All’inizio di questo ultimo cantiere archivistico, condotto da chi scrive, una porzione importante dei documenti conservati a San Giovanni d’Andorno appariva già organizzata e classificata con precisione accettabile. Se non altro quella suddivisione e le indicazioni riportate sui dorsi dei faldoni consentivano di reperire i fascicoli con una discreta approssimazione. Di primo acchito si poteva presumere che fosse il prodotto di un’operazione archivistica novecentesca, ma non era possibile precisare il chi, il quando e il come. Gli archivi però custodiscono anche le testimonianze della loro stessa storia e così si è potuto rinvenire la traccia del più importante intervento archivistico del passato di San Giovanni d’Andorno: quello dell’archivista Attilio Pozzetti che il Prefetto di Vercelli segnalò all’Amministrazione desiderosa di affidare l’incarico a qualcuno del mestiere. Il 15 marzo 1939 fu approvato dai consiglieri il “Progetto di classificazione degli atti d’archivio” redatto dal segretario Tommaso Rossi e poco più di due mesi dopo, esattamente il 20 maggio, il commissario Peraldo scrisse alla Prefettura che erano state stabilite le norme "che rendano possibile una costante ed uniforme classificazione degli atti d'archivio" e, di conseguenza, che il Consiglio di Amministrazione aveva determinato di "provvedere al riordinamento dell'archivio di deposito in modo da render facile la conservazione e la ricerca degli atti" stanziando ben 2.000 lire per pagare il lavoro di un esperto. Il Prefetto rispose in data 26 maggio segnalando Attilio Pozzetti al quale si ordinava di recarsi quassù per avviare le attività. Il 7 agosto 1939 l'incaricato aveva già terminato il suo compito e con una sua lettera richiedeva la liquidazione di quanto a lui dovuto.

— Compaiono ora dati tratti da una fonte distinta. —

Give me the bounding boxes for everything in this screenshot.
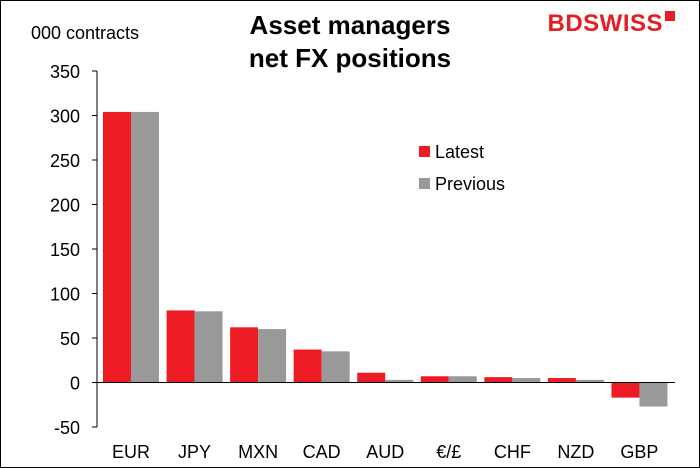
- bar-previous: [385, 379, 414, 383]
- bar-latest: [230, 327, 259, 383]
- x-tick-label: AUD: [366, 442, 404, 462]
- y-tick-label: 0: [70, 374, 80, 394]
- y-tick-label: 200: [50, 196, 80, 216]
- bar-previous: [448, 376, 477, 383]
- bar-latest: [420, 376, 449, 383]
- x-tick-label: GBP: [620, 442, 658, 462]
- bar-latest: [166, 310, 195, 383]
- bar-previous: [258, 329, 287, 383]
- x-tick-label: CHF: [494, 442, 531, 462]
- x-tick-label: CAD: [303, 442, 341, 462]
- legend-label: Latest: [435, 142, 484, 162]
- bar-latest: [293, 349, 322, 383]
- x-tick-label: JPY: [178, 442, 211, 462]
- bar-previous: [575, 379, 604, 383]
- y-tick-label: 350: [50, 62, 80, 82]
- x-tick-label: €/£: [436, 442, 461, 462]
- bar-latest: [357, 372, 386, 383]
- y-tick-label: -50: [54, 418, 80, 438]
- bar-previous: [512, 378, 541, 383]
- legend-swatch: [419, 146, 430, 157]
- swiss-cross-icon: [665, 11, 675, 21]
- legend-label: Previous: [435, 174, 505, 194]
- y-axis-label: 000 contracts: [31, 23, 139, 43]
- bar-latest: [103, 111, 131, 383]
- y-tick-label: 50: [60, 329, 80, 349]
- x-tick-label: MXN: [238, 442, 278, 462]
- y-tick-label: 150: [50, 240, 80, 260]
- chart-title: net FX positions: [249, 43, 451, 73]
- bar-latest: [547, 378, 576, 383]
- x-tick-label: NZD: [557, 442, 594, 462]
- chart-title: Asset managers: [250, 10, 451, 40]
- bar-latest: [611, 382, 640, 398]
- x-tick-label: EUR: [112, 442, 150, 462]
- bar-previous: [131, 111, 159, 383]
- brand-logo: BDSWISS: [547, 10, 675, 38]
- y-tick-label: 100: [50, 285, 80, 305]
- y-tick-label: 300: [50, 107, 80, 127]
- bar-previous: [321, 351, 350, 383]
- bar-previous: [639, 382, 668, 407]
- y-tick-label: 250: [50, 151, 80, 171]
- bar-previous: [194, 311, 223, 383]
- legend-swatch: [419, 178, 430, 189]
- bar-latest: [484, 377, 513, 383]
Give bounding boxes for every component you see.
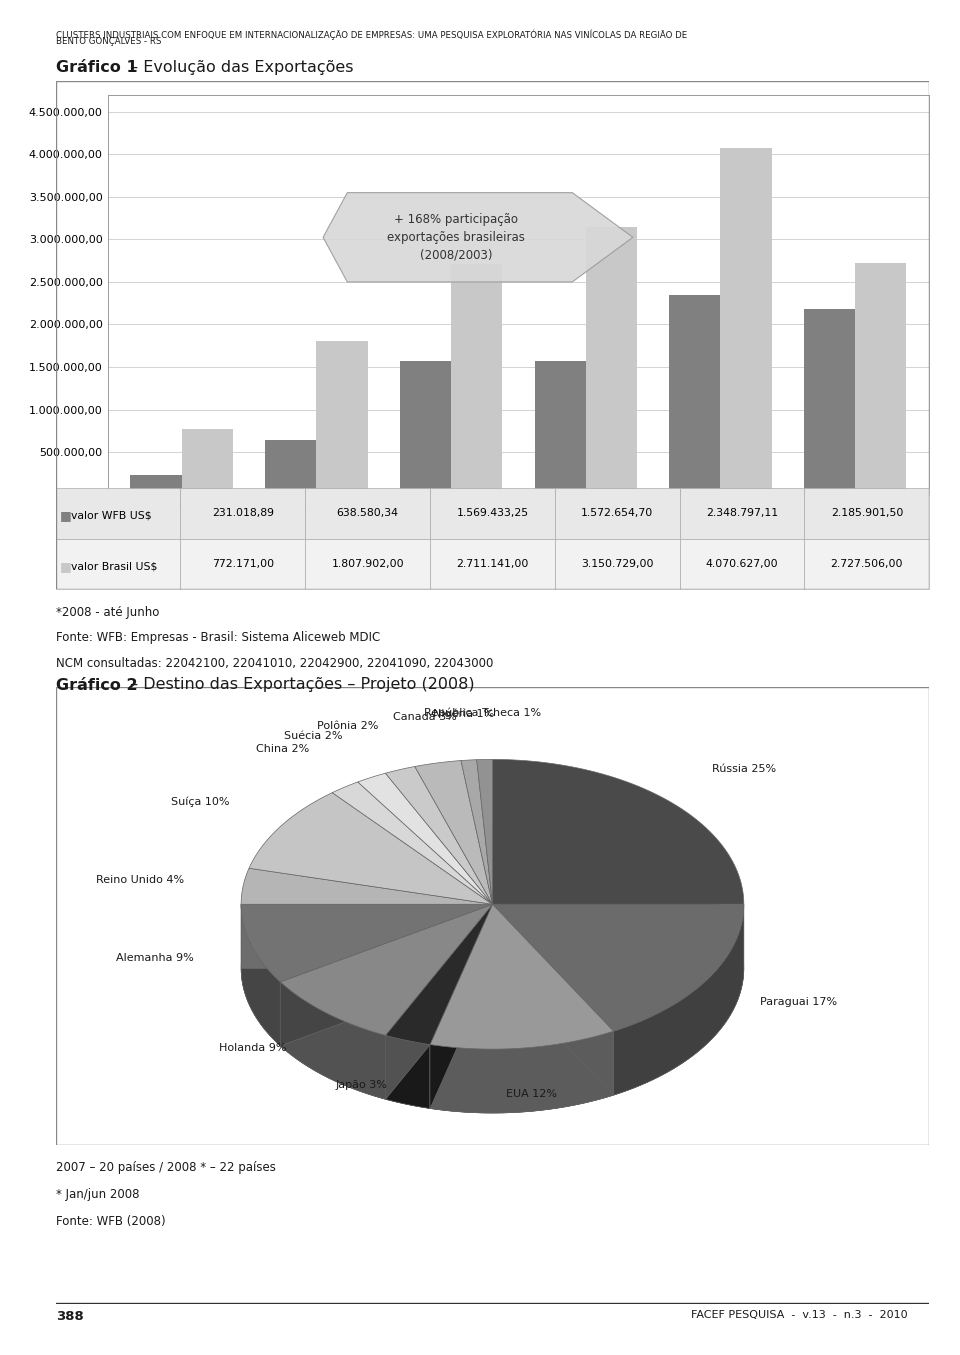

Da allora di certo qualcuno avrà provato a riportare ordine nell’inevitabile confusione che un’entità come quella di San Giovanni d’Andorno crea nel suo vivere quotidiano, quando i problemi grandi o piccoli sono altri e dove l’archiviazione non può mai essere una priorità. Col riordino ormai conclusosi, come accade anche altrove, si scrive non la parola fine, bensì solo un altro capitolo di una storia che si spera essere ancora lunghissima. Forse tra qualche secolo qualcun altro potrà valutare i segni archivistici di questo nostro tempo.